Он рассказал Лили об Отсемонде еще до того, как они поженились. Не рассказать он не мог — это было противно его натуре, да и желания скрывать не было… Но в детали не вдавался, обрисовал только контуры, выдал сухие факты. Лили почти не задавала вопросы. Однако он учитывал, что может настать время, когда придется все рассказать.
— Ты был не виноват, — наконец сказала Лили.
— Суть в том, что они никогда не спрашивали моего мнения. Если бы я что-нибудь посоветовал, они все равно не обратили бы внимания.
— Ну и ладно.
Шива начал что-то торопливо объяснять, но тут же осадил самого себя. Правду рассказать можно, но не полностью. Открытость не требует, чтобы он рассказывал ей все.
— Постарайся забыть, — сказала Лили.
— Я чувствую, что это будет неправильно. Я не должен забывать о ребятенке.
Возможно, то, что он увидел смерть собственного ребенка, своего и Лили, было неизбежностью. Это стало карой, справедливым наказанием. Однако он не христианин, чтобы смотреть на вещи под таким углом. По сути, он даже не индуист.

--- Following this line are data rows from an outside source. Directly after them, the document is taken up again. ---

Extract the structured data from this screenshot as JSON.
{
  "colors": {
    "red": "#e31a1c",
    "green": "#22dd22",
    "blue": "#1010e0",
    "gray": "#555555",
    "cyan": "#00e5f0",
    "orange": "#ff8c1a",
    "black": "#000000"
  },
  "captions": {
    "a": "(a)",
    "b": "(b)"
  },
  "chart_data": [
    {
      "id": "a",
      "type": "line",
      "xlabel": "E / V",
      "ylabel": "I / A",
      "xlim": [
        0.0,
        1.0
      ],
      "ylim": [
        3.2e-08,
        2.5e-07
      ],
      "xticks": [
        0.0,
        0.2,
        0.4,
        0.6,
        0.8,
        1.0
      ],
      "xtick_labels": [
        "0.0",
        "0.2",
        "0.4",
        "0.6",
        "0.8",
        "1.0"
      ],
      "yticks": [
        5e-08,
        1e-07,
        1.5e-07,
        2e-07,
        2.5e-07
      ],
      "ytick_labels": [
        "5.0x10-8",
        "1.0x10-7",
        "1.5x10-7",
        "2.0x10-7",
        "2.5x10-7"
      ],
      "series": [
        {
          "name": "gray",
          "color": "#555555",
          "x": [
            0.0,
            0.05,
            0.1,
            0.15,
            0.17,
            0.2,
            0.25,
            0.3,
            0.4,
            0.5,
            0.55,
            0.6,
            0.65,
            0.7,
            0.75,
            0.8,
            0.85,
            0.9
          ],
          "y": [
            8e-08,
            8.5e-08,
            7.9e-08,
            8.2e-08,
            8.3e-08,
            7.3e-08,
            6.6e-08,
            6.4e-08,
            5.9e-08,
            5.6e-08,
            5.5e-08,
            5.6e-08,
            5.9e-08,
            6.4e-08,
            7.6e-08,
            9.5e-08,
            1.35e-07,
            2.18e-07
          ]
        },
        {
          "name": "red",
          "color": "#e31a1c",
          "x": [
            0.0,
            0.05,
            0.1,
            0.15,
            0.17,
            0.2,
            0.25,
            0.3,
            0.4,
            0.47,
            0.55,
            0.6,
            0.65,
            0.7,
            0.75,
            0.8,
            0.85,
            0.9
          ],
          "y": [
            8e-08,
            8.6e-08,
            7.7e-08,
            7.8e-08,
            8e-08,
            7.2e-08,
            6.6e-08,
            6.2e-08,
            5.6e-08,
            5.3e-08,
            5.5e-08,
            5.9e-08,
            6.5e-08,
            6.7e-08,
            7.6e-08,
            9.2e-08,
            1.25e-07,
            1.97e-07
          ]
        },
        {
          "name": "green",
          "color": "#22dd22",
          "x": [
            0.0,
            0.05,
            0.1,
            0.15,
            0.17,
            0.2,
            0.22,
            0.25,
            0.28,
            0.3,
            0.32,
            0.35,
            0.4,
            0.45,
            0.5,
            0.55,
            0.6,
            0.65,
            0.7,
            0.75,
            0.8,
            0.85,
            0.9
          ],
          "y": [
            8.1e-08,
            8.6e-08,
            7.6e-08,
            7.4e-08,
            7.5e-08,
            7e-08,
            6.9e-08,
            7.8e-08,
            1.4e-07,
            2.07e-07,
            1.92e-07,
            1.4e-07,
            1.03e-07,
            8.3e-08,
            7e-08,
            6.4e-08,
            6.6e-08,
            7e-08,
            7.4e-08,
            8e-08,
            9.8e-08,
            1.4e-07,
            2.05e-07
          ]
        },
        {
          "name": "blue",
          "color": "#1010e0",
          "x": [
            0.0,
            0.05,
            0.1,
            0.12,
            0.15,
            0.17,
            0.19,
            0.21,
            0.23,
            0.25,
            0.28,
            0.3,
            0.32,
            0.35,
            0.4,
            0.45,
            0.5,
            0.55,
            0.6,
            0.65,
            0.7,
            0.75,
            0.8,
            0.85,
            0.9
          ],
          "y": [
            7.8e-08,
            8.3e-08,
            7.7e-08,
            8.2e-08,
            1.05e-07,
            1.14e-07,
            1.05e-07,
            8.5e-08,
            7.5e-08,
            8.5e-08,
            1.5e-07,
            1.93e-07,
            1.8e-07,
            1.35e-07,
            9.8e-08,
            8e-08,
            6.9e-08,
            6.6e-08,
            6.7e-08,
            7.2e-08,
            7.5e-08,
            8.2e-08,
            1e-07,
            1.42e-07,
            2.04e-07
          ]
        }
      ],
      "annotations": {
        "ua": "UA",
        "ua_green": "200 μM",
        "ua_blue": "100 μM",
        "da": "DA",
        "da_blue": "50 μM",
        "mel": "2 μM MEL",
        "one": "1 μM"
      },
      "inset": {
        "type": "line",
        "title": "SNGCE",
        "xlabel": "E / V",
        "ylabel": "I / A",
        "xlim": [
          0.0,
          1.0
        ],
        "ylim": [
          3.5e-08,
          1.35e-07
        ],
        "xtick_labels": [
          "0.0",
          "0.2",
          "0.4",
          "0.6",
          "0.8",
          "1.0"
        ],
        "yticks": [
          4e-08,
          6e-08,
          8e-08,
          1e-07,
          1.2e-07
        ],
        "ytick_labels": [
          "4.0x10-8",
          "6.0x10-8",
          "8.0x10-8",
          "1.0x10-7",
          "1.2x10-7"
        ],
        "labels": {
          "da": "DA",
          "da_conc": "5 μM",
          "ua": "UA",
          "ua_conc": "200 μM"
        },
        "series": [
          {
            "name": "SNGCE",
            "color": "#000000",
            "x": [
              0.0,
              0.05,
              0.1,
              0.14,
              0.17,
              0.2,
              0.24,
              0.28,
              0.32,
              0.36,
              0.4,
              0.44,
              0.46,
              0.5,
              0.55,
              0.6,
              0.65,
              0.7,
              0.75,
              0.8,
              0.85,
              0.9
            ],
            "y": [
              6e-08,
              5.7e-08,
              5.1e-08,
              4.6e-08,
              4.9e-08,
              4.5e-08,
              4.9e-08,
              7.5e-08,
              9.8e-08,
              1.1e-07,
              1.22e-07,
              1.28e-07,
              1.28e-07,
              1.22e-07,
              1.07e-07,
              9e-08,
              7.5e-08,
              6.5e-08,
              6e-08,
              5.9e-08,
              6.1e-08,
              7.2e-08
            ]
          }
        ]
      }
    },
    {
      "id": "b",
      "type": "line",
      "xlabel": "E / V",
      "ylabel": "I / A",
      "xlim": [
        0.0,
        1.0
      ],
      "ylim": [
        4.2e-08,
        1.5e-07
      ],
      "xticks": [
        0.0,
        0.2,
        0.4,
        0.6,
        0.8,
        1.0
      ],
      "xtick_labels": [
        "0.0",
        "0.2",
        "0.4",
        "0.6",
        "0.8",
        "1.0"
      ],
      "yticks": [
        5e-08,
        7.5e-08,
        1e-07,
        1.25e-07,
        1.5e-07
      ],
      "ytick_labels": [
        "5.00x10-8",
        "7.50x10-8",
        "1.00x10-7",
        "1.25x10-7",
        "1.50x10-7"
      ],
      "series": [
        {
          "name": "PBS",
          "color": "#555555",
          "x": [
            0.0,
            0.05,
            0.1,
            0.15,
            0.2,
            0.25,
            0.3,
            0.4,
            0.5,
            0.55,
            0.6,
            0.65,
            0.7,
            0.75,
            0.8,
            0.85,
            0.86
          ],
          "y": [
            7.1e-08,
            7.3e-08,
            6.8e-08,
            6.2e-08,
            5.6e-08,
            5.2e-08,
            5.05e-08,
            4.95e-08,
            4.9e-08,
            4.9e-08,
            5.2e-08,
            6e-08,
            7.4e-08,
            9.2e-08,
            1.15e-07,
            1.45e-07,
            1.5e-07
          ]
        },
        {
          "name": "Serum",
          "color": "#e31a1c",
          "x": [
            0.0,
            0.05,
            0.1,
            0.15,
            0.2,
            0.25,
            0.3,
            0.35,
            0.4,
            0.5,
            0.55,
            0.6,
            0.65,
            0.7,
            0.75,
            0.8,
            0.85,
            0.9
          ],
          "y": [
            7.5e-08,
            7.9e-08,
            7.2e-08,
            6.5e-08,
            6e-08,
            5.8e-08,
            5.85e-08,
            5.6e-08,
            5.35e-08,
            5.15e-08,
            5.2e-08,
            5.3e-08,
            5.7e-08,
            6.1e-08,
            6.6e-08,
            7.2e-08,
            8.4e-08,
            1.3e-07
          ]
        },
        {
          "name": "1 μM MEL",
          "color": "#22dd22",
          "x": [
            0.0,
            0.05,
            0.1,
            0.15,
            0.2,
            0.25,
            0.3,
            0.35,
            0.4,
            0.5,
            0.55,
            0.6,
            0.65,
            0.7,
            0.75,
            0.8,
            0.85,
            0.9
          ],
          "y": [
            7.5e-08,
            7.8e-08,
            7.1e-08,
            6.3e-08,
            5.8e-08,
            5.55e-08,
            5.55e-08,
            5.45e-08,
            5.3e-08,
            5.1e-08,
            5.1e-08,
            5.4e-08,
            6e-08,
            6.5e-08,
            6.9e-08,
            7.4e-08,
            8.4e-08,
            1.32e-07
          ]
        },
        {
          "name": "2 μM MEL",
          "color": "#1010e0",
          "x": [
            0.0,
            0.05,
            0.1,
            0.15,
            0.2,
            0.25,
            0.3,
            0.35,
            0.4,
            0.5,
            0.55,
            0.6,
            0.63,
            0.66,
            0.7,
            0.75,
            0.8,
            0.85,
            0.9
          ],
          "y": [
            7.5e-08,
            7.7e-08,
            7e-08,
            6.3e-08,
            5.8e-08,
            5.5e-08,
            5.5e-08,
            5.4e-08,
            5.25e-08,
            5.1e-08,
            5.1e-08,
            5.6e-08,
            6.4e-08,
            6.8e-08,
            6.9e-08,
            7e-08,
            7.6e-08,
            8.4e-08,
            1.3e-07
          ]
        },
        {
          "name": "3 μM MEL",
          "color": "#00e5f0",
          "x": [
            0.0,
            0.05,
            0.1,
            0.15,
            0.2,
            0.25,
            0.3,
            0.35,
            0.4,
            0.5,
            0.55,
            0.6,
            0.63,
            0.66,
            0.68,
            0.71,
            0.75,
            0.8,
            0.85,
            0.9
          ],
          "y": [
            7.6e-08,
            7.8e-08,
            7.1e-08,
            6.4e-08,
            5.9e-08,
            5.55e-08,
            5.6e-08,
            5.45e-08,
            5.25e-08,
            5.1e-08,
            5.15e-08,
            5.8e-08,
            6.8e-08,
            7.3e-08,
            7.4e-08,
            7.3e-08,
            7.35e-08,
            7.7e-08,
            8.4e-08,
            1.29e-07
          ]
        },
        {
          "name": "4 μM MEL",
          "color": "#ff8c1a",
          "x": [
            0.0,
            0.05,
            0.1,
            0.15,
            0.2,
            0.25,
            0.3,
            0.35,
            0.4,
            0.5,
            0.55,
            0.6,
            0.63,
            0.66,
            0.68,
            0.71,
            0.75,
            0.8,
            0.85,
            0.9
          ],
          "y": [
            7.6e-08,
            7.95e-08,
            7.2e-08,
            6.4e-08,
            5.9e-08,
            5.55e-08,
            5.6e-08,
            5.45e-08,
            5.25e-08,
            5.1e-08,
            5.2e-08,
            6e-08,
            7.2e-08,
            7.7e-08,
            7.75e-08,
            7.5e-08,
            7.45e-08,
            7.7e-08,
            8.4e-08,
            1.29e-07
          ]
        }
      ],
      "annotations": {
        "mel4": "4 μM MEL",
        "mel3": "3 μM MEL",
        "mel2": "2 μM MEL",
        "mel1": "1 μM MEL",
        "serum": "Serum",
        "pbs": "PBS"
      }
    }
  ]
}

Его родители, еще до его рождения в большей степени отойдя от своей религии и сохранив только некоторые из ее внешних форм, пренебрегали этим аспектом его воспитания. Но долгая расовая память жила в нем; осталась присущая всем приверженцам восточной культуры твердая убежденность, что эта жизнь — лишь одна из многих на великом колесе бытия и что его в зависимости от количества хорошего и плохого (в данном случае плохого) ждет перерождение. Он представлял, как возвращается нищим калекой, как выпрашивает милостыню на приморском бульваре в Бомбее. Абсурдность заключалась в том, что одновременно он верил в кару еще при этой жизни. Он воспринимал смерть своего сына, ребенка с placenta previa, который умер во время родов, как непосредственное возмездие, хотя не смог бы сказать, кто конкретно его заслуживал.